Of all the rebuttals I gave, none are as compelling or as simple as the case made by the chap in this YouTube video.  What he gives us is a very articulate and rational application of the precautionary principle, and uses it to effectively neutralize the climate change skeptics' reasons for inaction.

The precautionary principle says that, when confronted with reasonable doubt about the environmental, health, or social outcome of a particular action, it's best to err on the side of caution. 

Several governments have adopted policy based on the precautionary principle.  The EU, for example, banned the import of growth hormone injected beef from the U.S., even though they did not have specific proof of the ill effects of eating such beef.  (The ban was later ruled to be illegal by the WTO - a very un-precautionary decision.) 

The U.S. may be on the brink of adopting precautionary based emissions reduction legislation.  The Senate Environment and Public Works Committee voted today to send a bill to the Senate that would cap GHG emissions in this country.  This bill is exactly the kind of action that the YouTube chap is referring to when he sets the context for "column A" in his 2x2 grid.  This grid, and the accompanying argument, is something we can all bring to the skeptics that are advocating for the status quo.  Do we really need proof of catastrophic impacts before we take action?

Tuesday May 01, 2007

I've been privy to a couple dialogs with CxO's in Financial Services on the topic of greening their enterprise.  They take the subject very seriously.  It is a clear priority for at least one of them, to the point where he is taking direct responsibility for his institution's environmental (in the Earth Day sense) campaign. 

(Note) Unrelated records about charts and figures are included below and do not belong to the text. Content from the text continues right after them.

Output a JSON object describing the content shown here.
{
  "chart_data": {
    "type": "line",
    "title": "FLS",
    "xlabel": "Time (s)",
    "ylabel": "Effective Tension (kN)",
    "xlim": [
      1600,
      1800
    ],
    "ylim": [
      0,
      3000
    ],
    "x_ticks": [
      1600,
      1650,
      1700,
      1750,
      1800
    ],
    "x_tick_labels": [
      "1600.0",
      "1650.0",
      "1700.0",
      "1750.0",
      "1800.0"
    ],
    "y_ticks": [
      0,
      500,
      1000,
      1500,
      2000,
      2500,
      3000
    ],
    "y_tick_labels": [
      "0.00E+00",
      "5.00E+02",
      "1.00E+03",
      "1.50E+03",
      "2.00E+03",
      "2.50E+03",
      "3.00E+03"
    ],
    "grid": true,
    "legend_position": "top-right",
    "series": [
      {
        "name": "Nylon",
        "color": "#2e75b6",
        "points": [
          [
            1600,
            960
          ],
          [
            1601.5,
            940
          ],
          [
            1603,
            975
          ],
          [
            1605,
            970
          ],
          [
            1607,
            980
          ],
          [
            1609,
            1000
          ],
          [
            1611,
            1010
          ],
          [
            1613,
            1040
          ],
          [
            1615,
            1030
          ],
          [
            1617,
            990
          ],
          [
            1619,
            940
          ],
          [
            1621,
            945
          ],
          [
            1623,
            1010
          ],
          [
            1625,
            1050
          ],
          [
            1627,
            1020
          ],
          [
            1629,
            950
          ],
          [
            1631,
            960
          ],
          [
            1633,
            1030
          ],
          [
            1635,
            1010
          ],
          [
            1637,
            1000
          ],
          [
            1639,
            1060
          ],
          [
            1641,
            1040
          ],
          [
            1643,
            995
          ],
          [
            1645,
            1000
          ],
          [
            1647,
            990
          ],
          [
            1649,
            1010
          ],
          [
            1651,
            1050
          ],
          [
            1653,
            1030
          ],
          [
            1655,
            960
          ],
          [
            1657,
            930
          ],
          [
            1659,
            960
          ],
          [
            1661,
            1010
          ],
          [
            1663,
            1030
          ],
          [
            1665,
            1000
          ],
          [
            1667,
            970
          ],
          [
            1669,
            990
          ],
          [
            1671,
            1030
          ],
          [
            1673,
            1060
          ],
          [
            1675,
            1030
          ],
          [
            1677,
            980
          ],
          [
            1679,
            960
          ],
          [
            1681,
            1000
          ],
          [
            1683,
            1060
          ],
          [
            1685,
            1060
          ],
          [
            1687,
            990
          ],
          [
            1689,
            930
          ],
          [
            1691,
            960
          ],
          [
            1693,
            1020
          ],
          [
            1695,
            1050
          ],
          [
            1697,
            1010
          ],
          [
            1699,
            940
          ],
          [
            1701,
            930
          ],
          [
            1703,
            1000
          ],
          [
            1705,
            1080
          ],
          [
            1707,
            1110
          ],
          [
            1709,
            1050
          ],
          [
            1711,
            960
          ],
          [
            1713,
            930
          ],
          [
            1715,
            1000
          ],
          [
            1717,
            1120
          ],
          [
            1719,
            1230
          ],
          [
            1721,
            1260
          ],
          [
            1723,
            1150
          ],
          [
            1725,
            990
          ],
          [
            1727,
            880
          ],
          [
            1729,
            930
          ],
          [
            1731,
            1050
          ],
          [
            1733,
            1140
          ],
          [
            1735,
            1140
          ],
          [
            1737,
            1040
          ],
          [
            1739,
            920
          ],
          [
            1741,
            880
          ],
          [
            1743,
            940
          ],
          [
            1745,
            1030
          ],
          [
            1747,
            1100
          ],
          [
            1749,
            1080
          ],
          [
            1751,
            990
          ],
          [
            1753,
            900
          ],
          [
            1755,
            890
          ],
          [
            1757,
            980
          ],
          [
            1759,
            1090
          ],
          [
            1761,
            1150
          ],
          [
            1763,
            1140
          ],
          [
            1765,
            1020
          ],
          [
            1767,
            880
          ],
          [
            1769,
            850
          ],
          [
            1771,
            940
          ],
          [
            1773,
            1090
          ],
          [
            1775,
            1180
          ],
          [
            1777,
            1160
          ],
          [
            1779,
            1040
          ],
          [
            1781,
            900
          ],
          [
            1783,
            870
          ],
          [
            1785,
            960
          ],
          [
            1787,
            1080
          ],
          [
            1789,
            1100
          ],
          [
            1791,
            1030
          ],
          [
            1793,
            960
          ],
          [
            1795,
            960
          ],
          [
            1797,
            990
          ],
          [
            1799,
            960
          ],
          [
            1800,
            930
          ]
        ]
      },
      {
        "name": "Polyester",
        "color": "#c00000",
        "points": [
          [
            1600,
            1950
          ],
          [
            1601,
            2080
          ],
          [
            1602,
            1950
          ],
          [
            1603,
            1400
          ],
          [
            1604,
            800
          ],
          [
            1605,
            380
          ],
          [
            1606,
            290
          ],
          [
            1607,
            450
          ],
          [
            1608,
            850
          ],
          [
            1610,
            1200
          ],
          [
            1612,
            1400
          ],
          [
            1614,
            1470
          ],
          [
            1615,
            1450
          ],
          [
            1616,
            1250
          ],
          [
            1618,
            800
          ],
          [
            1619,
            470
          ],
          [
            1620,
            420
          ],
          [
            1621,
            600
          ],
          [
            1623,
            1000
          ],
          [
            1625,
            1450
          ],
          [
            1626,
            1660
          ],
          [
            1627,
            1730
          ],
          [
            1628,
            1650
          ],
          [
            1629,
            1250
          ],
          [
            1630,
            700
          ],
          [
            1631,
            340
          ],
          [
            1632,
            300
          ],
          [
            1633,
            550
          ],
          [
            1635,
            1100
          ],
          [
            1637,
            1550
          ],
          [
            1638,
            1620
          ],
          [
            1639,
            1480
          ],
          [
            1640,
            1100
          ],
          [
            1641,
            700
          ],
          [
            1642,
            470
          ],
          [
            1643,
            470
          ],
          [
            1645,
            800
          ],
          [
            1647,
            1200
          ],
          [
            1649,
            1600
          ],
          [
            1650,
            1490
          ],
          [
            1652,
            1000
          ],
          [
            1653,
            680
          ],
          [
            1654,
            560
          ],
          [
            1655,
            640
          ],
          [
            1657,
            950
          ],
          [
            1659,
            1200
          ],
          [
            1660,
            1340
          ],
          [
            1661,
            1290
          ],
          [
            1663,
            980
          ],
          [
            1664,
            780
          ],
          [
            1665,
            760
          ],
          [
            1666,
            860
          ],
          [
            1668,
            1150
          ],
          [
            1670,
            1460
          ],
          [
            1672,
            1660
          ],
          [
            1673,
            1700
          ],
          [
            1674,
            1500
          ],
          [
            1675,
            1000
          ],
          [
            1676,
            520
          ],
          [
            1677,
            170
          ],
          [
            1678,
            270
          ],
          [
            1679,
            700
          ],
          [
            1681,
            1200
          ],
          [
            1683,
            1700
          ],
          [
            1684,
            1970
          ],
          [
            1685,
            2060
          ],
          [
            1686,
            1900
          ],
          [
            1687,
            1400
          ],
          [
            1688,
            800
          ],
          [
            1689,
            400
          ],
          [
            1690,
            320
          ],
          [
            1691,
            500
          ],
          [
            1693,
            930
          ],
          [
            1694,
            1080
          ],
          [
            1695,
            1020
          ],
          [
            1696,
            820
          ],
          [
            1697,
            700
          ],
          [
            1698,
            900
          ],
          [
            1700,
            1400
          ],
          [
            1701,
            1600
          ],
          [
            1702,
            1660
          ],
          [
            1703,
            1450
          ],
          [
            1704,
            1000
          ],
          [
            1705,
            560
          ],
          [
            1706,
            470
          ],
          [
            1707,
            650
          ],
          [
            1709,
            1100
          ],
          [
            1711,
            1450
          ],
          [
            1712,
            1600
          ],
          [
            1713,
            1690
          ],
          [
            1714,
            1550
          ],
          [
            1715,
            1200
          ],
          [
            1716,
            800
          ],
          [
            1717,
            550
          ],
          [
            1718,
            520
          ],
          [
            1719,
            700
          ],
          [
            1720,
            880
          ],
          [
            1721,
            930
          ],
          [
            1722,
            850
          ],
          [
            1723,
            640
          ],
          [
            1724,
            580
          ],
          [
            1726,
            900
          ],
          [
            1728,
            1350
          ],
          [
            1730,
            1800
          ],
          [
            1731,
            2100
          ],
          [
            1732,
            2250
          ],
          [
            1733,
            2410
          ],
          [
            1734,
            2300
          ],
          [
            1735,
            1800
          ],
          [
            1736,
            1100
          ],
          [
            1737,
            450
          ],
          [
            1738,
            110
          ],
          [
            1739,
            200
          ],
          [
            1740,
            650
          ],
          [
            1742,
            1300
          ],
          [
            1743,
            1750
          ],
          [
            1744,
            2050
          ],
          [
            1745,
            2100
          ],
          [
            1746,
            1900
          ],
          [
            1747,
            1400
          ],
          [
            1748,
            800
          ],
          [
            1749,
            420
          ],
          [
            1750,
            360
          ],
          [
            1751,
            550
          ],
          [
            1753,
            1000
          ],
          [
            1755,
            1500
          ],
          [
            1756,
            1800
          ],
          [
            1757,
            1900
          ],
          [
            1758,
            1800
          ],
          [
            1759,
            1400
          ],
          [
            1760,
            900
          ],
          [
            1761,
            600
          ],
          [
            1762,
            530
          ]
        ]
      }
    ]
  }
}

I think we're on the brink of a watershed event for sustainability in our economy that will very soon see the Financial Sector leading the transformation.  Financial institutions are giving serious consideration to products such as ‘green’ mortgages for energy efficient homes & small businesses,  special loans for financing residential energy improvements like adding solar, credit cards with a percentage of finance charge donated to green charities.  Many of these institutions have in-house programs for carbon offsets of employee travel, procurement of renewable energy, LEED certification of new office and retail spaces, and environmentally preferred purchasing.

Why are they serious about this?  Financial Services leaders are influenced by facts like these:
* Pension funds are arguing for climate change regulation.
* Nations' finance ministers are proposing policy to promote financial instruments like pollution credits.
* The WorldBank is moving beyond GDP to include natural resources in valuing nations' wealth.
* Morgan Stanley tracks energy consumption and GHG emissions and commits to reducing GHG emissions by 7-10% by 2012, and they committed to $3B in carbon emissions credits over 5 years.
* Reinsurers anticipate increased losses due to climate change, potentially reaching $1 trillion.
* Venture capitalists invested $1.6B in clean tech in 2005, and $2.4B in clean energy in 2006
* Economists project that clean energy market will be $220B by 2016.

Sun is positioned at the front edge of this economic transformation that will some day, one hopes, balance Earth's booksCoolThreads servers, Project Blackbox, SunRay thin clients, and OpenWork practice are unique and broadly applicable innovations available from Sun today that can help financial institutions lead this trend, which increasingly appears to have the potential to be an economic expansion, rather than a contraction which many carbon-economy industrialists are projecting.